「迷い」から学ぶ生き方の解
学生論文コンテスト(1)
11月13日は旧暦の名月、冷え冷えとした光が海を照らしていました。ようやくにして秋です。森の音楽祭、大学祭、秋はいろいろな行事のあるキャンパスです。学生論文コンテストも秋恒例の行事の一つで、先日、学長賞を含む4点の作品が応募20点から選ばれました。秋晴れの11月22日、森のウッドデッキで授賞式が行われました。
「わたくしにとっての『大学』とは」。これが今年の指定論題でした。受賞者4人はいずれも、この論題を選んだ学生たちです。決定後、4論文を読みました。
はからずも4論文は、自分を探し求めるそれぞれの旅です。青年期特有の「放浪」のただなかにあるか、あるいはそれを一段落経過した若者たちのしなやかな強靭さ。学生たちが大学生になって迷いながら発見していく多様な風景を教えられました。
Aさんは本学に進学できる状況ではなかった学生です。経済的な理由です。Aさんの境遇からすれば、「義務」という窮屈な視点からものごとを判断しがちです。したらいけない、せざるをえない、という思考の型です。進学も「したらいけない」ことだったでしょう。中国インターンシップから帰国した友人たちから、中国の大学生の考え方を聞きます。彼らの考え方が、自分と違うことを知ります。おそらく義務という次元では考えられない、彼らの闊達な学習姿勢に啓発を受けたのでしょう。

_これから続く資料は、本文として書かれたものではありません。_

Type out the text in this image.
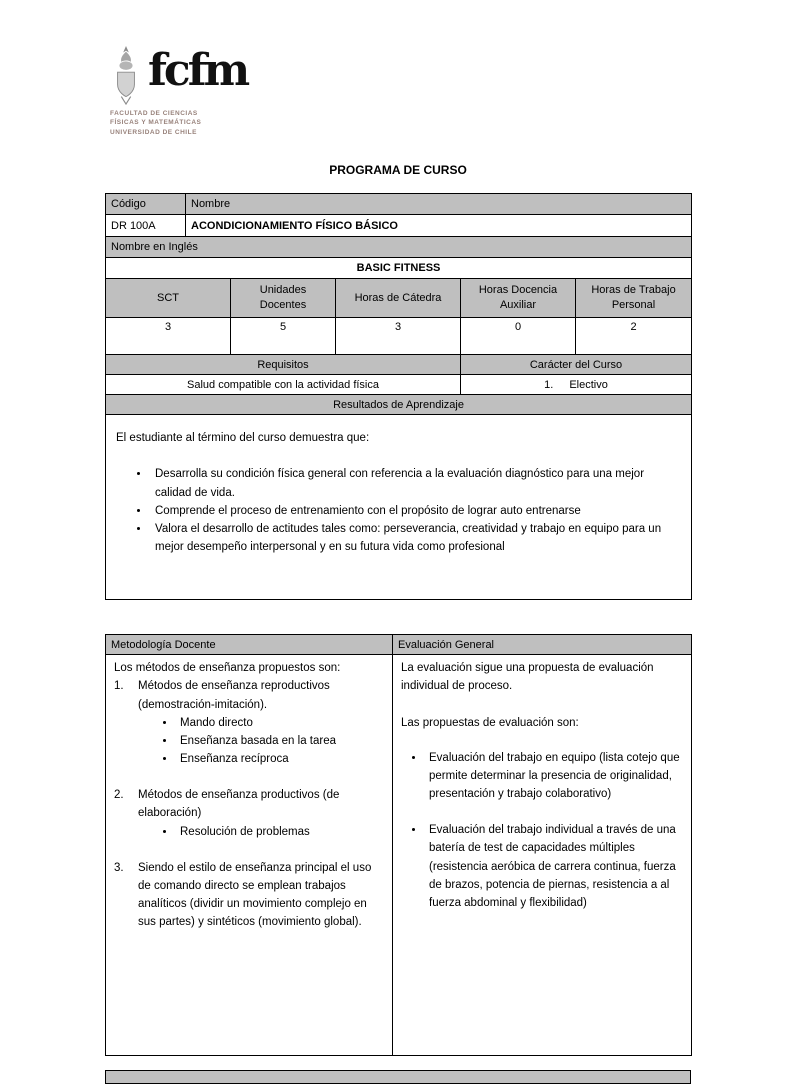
fcfm
FACULTAD DE CIENCIAS
FÍSICAS Y MATEMÁTICAS
UNIVERSIDAD DE CHILE
PROGRAMA DE CURSO
Código	Nombre				
DR 100A	ACONDICIONAMIENTO FÍSICO BÁSICO				
Nombre en Inglés					
BASIC FITNESS					
SCT		Unidades Docentes	Horas de Cátedra	Horas Docencia Auxiliar	Horas de Trabajo Personal
3		5	3	0	2
Requisitos				Carácter del Curso	
Salud compatible con la actividad física				1. Electivo	

Resultados de Aprendizaje					

El estudiante al término del curso demuestra que:

• Desarrolla su condición física general con referencia a la evaluación diagnóstico para una mejor calidad de vida.
• Comprende el proceso de entrenamiento con el propósito de lograr auto entrenarse
• Valora el desarrollo de actitudes tales como: perseverancia, creatividad y trabajo en equipo para un mejor desempeño interpersonal y en su futura vida como profesional
Metodología Docente	Evaluación General

Los métodos de enseñanza propuestos son:

1.	Métodos de enseñanza reproductivos (demostración-imitación).
• Mando directo
• Enseñanza basada en la tarea
• Enseñanza recíproca
2.	Métodos de enseñanza productivos (de elaboración)
• Resolución de problemas
3.	Siendo el estilo de enseñanza principal el uso de comando directo se emplean trabajos analíticos (dividir un movimiento complejo en sus partes) y sintéticos (movimiento global).

La evaluación sigue una propuesta de evaluación individual de proceso.

Las propuestas de evaluación son:

• Evaluación del trabajo en equipo (lista cotejo que permite determinar la presencia de originalidad, presentación y trabajo colaborativo)
• Evaluación del trabajo individual a través de una batería de test de capacidades múltiples (resistencia aeróbica de carrera continua, fuerza de brazos, potencia de piernas, resistencia a al fuerza abdominal y flexibilidad)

さらに決定的な思考・意識の変化が始まるのは、宇宿商店街のイベント参加です。2年生による企画に1年生として昨年、参加・体験するのですが、「人から言われて始めた活動だったため愛着がなく、責任もなかった」。
しかし今年7月、2年生十数人で、鹿児島の大学生交流を目的にしたイベントを、すべて自分達だけの「責任」でやり遂げてから、大学という期間は、「責任」「自己責任」の意識をつくる場所と認知するようになりました。「義務」から「自己責任」の世界への飛躍。
現在Aさんは中国インターンシップに行けなかったことを、行ってはいけなかったと「義務」の視点からではなく、親に借金してでも行くべきであった、それは「自己責任」である、と反省しています。
このコラムは「6000㏄に点火」というタイトルです。名前の由来はベンツの購買者にメカニックが与える助言です。「1、2週間の間、180㌔で走りなさい、機械のかみ合わせがあるから」。40、50㌔で走っていると、いつかベンツの能力は失われる。
青春は6000㏄のエンジン。Aさんはエンジンを全開する生き方、自己責任の思考にたどりついています。